Your rights as a data subject

By law, data subjects have a number of rights and this processing does not take away or reduce these rights under the EU General Data Protection Regulation (2016/679) and the UK Data Protection Act 2018 applies.

These rights are:

  1. The right to get copies of information - individuals have the right to ask for a copy of any information about them that is used.

  2. The right to get information corrected - individuals have the right to ask for any information held about them that they think is inaccurate, to be corrected.

  3. The right to limit how the information is used - individuals have the right to ask for any of the information held about them to be restricted, for example, if they think inaccurate information is being used.

  4. The right to object to the information being used - individuals can ask for any information held about them to not be used. However, this is not an absolute right, and continued use of the information may be necessary, with individuals being advised if this is the case.
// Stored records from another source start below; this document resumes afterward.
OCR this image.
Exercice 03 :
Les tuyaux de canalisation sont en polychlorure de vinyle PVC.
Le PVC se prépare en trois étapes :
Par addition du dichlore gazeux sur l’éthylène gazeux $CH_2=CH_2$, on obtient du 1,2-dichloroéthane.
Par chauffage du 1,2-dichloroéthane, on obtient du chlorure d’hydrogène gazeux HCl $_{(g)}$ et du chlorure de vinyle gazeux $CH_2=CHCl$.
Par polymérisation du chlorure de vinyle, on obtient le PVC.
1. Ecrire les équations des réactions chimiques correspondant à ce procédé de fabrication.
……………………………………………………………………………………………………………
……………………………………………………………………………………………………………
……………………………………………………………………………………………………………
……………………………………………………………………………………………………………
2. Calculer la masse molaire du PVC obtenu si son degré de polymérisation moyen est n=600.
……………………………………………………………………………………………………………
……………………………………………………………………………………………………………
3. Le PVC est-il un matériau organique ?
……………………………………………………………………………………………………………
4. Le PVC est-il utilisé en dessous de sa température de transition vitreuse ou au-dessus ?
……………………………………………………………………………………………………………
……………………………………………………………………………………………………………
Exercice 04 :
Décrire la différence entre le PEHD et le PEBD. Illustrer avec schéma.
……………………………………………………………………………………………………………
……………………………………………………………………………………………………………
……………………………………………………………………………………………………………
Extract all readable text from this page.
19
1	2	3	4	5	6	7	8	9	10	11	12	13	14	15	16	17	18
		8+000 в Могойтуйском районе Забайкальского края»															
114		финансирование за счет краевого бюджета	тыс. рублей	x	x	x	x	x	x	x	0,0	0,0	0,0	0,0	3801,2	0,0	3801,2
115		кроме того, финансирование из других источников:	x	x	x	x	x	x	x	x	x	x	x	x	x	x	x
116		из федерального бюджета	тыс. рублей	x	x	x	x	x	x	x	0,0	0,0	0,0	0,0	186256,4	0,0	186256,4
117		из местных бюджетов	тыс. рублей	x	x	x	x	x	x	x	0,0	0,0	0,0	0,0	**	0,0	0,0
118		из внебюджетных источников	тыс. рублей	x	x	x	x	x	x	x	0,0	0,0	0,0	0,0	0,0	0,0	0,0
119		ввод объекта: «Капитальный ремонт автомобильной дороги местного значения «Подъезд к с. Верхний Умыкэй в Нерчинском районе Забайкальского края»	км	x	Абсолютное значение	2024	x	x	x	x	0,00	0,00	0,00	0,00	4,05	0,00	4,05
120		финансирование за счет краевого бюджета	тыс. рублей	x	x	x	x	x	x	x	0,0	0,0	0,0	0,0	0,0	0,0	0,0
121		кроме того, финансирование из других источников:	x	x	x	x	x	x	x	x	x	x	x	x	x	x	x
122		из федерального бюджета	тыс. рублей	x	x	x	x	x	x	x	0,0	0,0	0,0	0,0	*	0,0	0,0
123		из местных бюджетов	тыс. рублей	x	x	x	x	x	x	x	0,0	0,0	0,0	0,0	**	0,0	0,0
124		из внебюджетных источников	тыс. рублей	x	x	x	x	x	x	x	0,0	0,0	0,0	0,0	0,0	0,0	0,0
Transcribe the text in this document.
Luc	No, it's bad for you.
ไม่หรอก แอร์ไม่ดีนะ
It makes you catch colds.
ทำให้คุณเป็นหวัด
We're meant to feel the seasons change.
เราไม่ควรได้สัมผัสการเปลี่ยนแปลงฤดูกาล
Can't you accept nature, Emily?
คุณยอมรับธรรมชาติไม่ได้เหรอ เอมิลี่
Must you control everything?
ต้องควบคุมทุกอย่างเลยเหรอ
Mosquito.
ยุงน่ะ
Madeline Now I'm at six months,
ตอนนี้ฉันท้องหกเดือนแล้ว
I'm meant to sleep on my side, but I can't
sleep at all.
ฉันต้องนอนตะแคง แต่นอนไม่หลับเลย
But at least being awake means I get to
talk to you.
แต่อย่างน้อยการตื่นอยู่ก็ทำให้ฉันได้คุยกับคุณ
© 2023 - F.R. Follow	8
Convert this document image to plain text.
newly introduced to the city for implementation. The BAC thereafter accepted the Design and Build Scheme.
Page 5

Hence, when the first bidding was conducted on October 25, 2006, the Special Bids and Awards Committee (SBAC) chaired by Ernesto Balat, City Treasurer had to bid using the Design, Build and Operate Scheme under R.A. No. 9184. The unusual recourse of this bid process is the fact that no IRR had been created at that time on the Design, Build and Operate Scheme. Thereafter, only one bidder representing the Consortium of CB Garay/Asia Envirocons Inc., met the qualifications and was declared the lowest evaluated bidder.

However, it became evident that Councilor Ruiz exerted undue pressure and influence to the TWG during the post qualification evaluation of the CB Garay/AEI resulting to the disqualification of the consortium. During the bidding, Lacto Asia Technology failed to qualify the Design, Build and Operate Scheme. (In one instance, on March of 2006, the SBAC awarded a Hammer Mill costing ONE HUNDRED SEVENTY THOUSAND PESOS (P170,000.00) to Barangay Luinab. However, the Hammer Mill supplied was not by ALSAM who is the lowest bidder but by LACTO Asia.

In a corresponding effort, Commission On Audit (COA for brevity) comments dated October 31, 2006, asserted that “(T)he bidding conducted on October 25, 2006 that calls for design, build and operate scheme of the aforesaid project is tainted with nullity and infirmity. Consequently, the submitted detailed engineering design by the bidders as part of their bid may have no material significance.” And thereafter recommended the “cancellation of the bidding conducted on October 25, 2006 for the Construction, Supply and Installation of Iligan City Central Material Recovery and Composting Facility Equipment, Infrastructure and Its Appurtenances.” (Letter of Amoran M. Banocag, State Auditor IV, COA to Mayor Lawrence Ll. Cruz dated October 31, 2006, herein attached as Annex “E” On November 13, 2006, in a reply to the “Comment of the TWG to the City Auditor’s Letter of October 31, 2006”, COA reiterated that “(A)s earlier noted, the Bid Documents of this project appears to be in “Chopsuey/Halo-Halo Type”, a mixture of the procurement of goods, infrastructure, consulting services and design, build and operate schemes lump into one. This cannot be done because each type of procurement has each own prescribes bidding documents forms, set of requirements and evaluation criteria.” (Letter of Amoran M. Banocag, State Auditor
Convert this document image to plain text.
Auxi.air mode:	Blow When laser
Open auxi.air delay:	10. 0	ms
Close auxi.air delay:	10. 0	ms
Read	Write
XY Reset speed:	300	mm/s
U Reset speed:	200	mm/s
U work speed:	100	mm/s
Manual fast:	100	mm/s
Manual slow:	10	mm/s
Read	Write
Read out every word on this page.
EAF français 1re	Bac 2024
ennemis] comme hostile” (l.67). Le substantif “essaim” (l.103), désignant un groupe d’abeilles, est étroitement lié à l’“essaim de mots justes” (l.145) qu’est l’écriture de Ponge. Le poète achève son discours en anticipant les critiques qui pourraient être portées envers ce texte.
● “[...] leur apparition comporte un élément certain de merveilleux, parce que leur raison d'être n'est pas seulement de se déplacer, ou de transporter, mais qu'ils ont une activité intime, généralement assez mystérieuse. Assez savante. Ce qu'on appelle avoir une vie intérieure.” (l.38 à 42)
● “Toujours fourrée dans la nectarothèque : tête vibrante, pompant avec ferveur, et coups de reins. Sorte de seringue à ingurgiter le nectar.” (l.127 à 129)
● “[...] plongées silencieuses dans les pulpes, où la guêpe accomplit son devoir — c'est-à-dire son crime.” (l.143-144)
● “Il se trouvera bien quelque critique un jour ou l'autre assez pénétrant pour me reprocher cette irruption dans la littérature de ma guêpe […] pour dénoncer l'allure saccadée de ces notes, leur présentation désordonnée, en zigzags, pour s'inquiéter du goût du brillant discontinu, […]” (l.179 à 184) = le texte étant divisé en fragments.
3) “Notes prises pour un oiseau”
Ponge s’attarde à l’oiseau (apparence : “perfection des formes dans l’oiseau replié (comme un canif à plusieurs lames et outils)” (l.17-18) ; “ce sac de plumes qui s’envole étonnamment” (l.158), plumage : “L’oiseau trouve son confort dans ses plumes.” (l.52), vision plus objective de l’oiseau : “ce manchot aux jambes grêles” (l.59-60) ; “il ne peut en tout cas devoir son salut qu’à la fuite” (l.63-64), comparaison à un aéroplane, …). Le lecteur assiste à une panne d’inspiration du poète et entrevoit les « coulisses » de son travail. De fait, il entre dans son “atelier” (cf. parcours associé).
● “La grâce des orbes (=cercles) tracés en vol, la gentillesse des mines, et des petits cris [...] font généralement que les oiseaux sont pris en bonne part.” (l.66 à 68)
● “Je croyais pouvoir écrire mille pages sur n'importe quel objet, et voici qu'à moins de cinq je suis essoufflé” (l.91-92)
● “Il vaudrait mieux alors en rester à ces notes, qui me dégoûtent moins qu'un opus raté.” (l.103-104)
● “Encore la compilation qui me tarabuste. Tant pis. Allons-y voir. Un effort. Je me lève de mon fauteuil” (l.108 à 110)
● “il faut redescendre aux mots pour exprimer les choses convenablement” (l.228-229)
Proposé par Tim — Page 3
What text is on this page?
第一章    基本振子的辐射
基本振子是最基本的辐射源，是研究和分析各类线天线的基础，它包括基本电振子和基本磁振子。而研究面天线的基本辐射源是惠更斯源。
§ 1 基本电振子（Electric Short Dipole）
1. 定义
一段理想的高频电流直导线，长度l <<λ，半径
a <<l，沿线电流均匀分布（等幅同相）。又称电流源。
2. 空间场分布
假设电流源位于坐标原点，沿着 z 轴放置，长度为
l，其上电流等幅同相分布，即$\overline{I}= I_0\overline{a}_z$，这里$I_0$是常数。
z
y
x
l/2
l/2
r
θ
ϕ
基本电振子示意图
  5. The right to get information deleted - this is not an absolute right, and continued use of the information may be necessary, with individuals being advised if this is the case.

Comments or complaints

Anyone unhappy or wishing to complain about how personal data is used as part of this programme, should contact data_protection@dhsc.gov.uk in the first instance or write to:

Data Protection Officer
1st Floor North
39 Victoria Street
London
SW1H 0EU

Anyone who is still not satisfied can complain to the Information Commissioners Office. Their website address is www.ico.org.uk and their postal address is:

Information Commissioner's Office
Wycliffe House
Water Lane
Wilmslow
Cheshire
SK9 5AF

Automated decision making or profiling

No decision will be made about individuals solely based on automated decision making (where a decision is taken about them using an electronic system without human involvement) which has a significant impact on them.

Changes to this policy

This privacy notice is kept under regular review, and new versions will be available on our privacy notice page on our website. This privacy notice was last updated on 21 June 2023.